- Author: Robert Gilmore Pontius, Jr.
- Series: Advances in Geographic Information Science
- Publisher: Springer Cham
- Publication Date: 03/24/2022
- Number of Pages: 117
- Format: Paperback
- Price: $139.99
- ISBN: 978-3-030-70767-5
- Category: gen
[Reviewed by Sarah Stoudt, on 11/13/2024]
Pontius Jr.’s Metrics That Make a Difference: How to Analyze Change and Error presents a framework for evaluating both prediction error and differences more generally. This framework advocates for paying attention to the specific research context when choosing metrics of evaluation and motivates an extra layer of complexity to avoid what might be lurking in aggregate measures.
Pointius Jr.’s framework is based on three elements of difference: quantity (which measures the absolute number of differences), exchange (which measures how many differences are swaps, i.e. one observation goes from A to B while another one goes from B to A), and shift (which measures how many differences are not simple swaps, i.e. one observation goes from A to B while another one goes from B to C). These measures can also be used to describe model performance or change over time or space. By partitioning differences into categories, he shows readers that it does not just matter what percent of the time things are different (or in the model evaluation context, we are wrong), but how things are different (or how we are wrong). The spatial and temporal examples from his background in geography are especially motivating for when simple metrics can hide what is really going on.
The structure of the book is based on the type of variables in the comparison. This layout is helpful for those dipping into the book for some advice on a particular analysis of interest, but he also explains how some scenarios can be reduced to others, emphasizing the connections between sections. Many chapters come with a companion example chapter, complete with pointers to relevant software, to give readers a feel for how all the formulas play out in practice.
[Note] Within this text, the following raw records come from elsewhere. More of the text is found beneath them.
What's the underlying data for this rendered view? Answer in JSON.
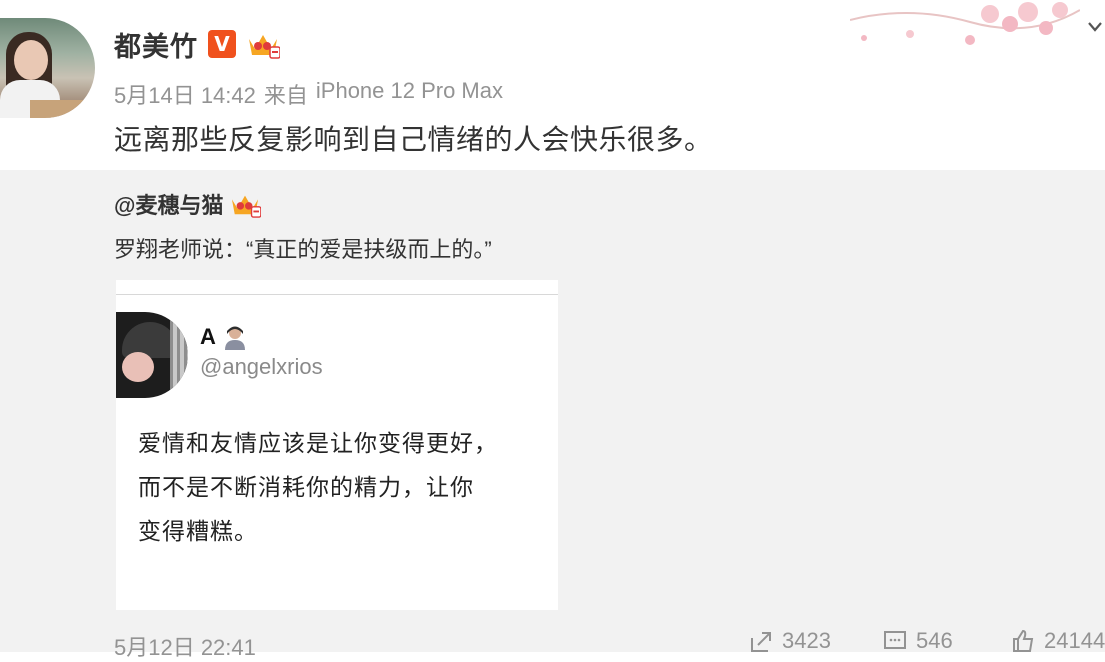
{
  "post": {
    "username": "都美竹",
    "verified_badge": "V",
    "crown_badge_icon": "crown-badge-icon",
    "date": "5月14日 14:42",
    "source_prefix": "来自",
    "source_device": "iPhone 12 Pro Max",
    "text": "远离那些反复影响到自己情绪的人会快乐很多。"
  },
  "repost": {
    "original_user": "@麦穗与猫",
    "original_text": "罗翔老师说：“真正的爱是扶级而上的。”",
    "image": {
      "tw_name": "A",
      "tw_handle": "@angelxrios",
      "lines": [
        "爱情和友情应该是让你变得更好，",
        "而不是不断消耗你的精力，让你",
        "变得糟糕。"
      ]
    },
    "footer": {
      "date": "5月12日 22:41",
      "repost_count": "3423",
      "comment_count": "546",
      "like_count": "24144"
    }
  },
  "colors": {
    "verified": "#f0511d",
    "muted": "#939393",
    "repost_bg": "#f2f2f2"
  }
}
This is a compact text meant for close reading, slowly working through each graphic and sets of equations. However, the discussion questions at the end of each chapter stay at the high-level, emphasizing the conceptual to help readers tunnel out of the weeds. This book would be a helpful supplementary text for exploring alternative metrics for model performance beyond those traditionally taught. For example, Pontius Jr.’s quantity, exchange, shift ideas expand the concepts underlying the traditional contingency table, and he compares and contrasts the more traditional Relative Operating Characteristic (ROC) curve with the Total Operating Characteristic (TOC) curve he advocates for. Since the book’s case studies drive the point home that metric choice should be tailored to a specific research goal and its final “commandments” chapter provides practical advice that motivates the complexities of this more nuanced framework, this would also be a helpful reference text for those working on an final project for a statistical modeling class or for those working on a research project, especially if working with geographic data of some kind.
Deciding how to evaluate a model or assess change is nontrivial, and this book makes a convincing case for pushing us to go beyond commonly used metrics to dig deeper and uncover more nuanced insights.